Veja a planta da boate Kiss e imagens do interior do prédio

Ao entrar no prédio, é possível se deparar com a segunda porta, na qual alguns logotipos da Kiss estão fixados, alguns dele chamuscados. Dentro do que era a boate, a escuridão é grande, como se estivesse entrando no momento em que as luzes apagaram e o fogo começou. Logo após esta porta, existe uma peça grande, onde as pessoas circulavam. À direita de quem entra, a estrutura onde funcionava a chapelaria ainda resiste ao tempo, assim como um estrutura que servia de bar, um pouco mais adiante. Seguindo em frente, apesar da total escuridão, inúmeras teias de aranha se proliferam pelo prédio. Mais adiante está o que era o pub, também com sua estrutura ainda firme apesar do avançar dos anos.

Ao dobrar à esquerda, se entra na parte onde tinha uma pista de dança e o palco onde na madrugada da tragédia se apresentada a banda Gurizada Fandangueira. O palco parece congelado no tempo, com as marcas do incêndio no piso e, principalmente, no teto ainda visíveis. Ali é possível entender o que as pessoas sentiram naquela madrugada, em meio a uma escuridão total. Mesmo dez anos depois, parece que o ar ainda falta e o calor lhe oprime. A equipe do Correio do Povo teve que usar a luz das lanternas dos celulares e o flash da máquina fotográfica para enxergar um pouco. Neste lugar, se você fechar os olhos é quase possível escutar os gritos das pessoas que tentavam fugir desesperadamente. A parte do piso na frente do palco ruiu. É perigoso andar pelo resto da pista, que é de madeira, pois ela pode desabar com o peso. 

 

Do lado esquerdo do palco, uma espécie de camarote, com piso de cimento, ainda está de pé, inclusive com a grade que separava da pista.
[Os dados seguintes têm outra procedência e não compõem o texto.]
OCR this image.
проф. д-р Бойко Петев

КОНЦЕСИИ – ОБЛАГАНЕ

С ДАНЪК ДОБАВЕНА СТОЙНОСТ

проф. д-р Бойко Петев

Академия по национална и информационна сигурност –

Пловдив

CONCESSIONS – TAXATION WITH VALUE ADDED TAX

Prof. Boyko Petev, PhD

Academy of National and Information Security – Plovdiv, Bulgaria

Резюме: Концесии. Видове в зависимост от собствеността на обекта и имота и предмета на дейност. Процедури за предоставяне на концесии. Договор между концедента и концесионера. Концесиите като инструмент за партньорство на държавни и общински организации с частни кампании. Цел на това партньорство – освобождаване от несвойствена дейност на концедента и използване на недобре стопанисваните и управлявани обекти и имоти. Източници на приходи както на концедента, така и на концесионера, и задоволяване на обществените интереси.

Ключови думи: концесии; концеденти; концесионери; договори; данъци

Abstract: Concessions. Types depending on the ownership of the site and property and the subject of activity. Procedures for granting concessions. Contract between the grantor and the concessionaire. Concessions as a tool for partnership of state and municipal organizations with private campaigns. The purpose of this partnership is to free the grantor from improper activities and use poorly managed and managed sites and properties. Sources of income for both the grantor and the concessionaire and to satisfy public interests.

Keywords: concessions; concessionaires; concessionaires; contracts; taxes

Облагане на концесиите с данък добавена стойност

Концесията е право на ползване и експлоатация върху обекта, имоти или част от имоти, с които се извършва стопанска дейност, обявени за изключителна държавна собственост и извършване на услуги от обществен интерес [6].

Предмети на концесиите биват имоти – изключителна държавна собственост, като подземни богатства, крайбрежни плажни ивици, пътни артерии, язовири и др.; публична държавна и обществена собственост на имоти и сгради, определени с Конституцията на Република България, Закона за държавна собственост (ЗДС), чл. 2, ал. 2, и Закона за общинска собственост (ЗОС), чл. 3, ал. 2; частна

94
Mais ao fundo, é possível subir ao mezanino, onde algumas mesas ainda ficaram. Em uma delas, antes de os móveis e outros objetos terem sido retirados, uma bota e uma garrafa de uísque ficaram em cima do móvel, mostrando o que foi o pânico que tomou conta dos frequentadores da boate naquela madrugada.

Retornando para a porta de entrada/saída, e se dirigindo à esquerda, estão dois banheiros. Hoje as portas dos reservados não existem mais, e apenas um vaso sanitário está no local, quebrado. No banheiro masculino, o mictório ainda tem as mesma figuras de George Bush, Adolf Hitler, Bin Laden, entre outros, coladas na parte onde bate a urina. Na porta de entrada, uma ironia. Toda ela esta com o logo de uma bebida energética: chamas se espalhando. O banheiro feminino está menos conservado, mas o espelho da pia também tem o mesmo logo do energético, chamas crescendo. 

Nestes dois locais, ocorreu uma grande parte das mortes na madrugada do incêndio. Quando as luzes se apagaram e tudo ficou em total escuridão, apenas um luz, não muito forte, era visível dentro do prédio. Ela ficava perto da porta dos banheiros e a maioria das pessoas, já em desespero tentando encontrar uma saída, foi para aquele local, pensando ser a saída. Elas ficaram encurralas. Várias foram entrando e não tiveram como retornar. Os corpos foram se amontoando uns por cima dos outros. O gás liberado pela espuma usada para o isolamento acústico era o cianeto, que congela os movimentos na hora da morte. Vários corpos estavam com os rostos demonstrando horror e as mãos crispadas. Conforme o relado de um bombeiro que participou do resgate, uma jovem, que tentou escalar até uma pequena abertura em um dos banheiros, ficou agarrada aos cabelos de uma outra garota que havia morrido antes. Foi preciso, segundo o bombeiro, cortar os cabelos da que estava embaixo para poder retirar a outra. 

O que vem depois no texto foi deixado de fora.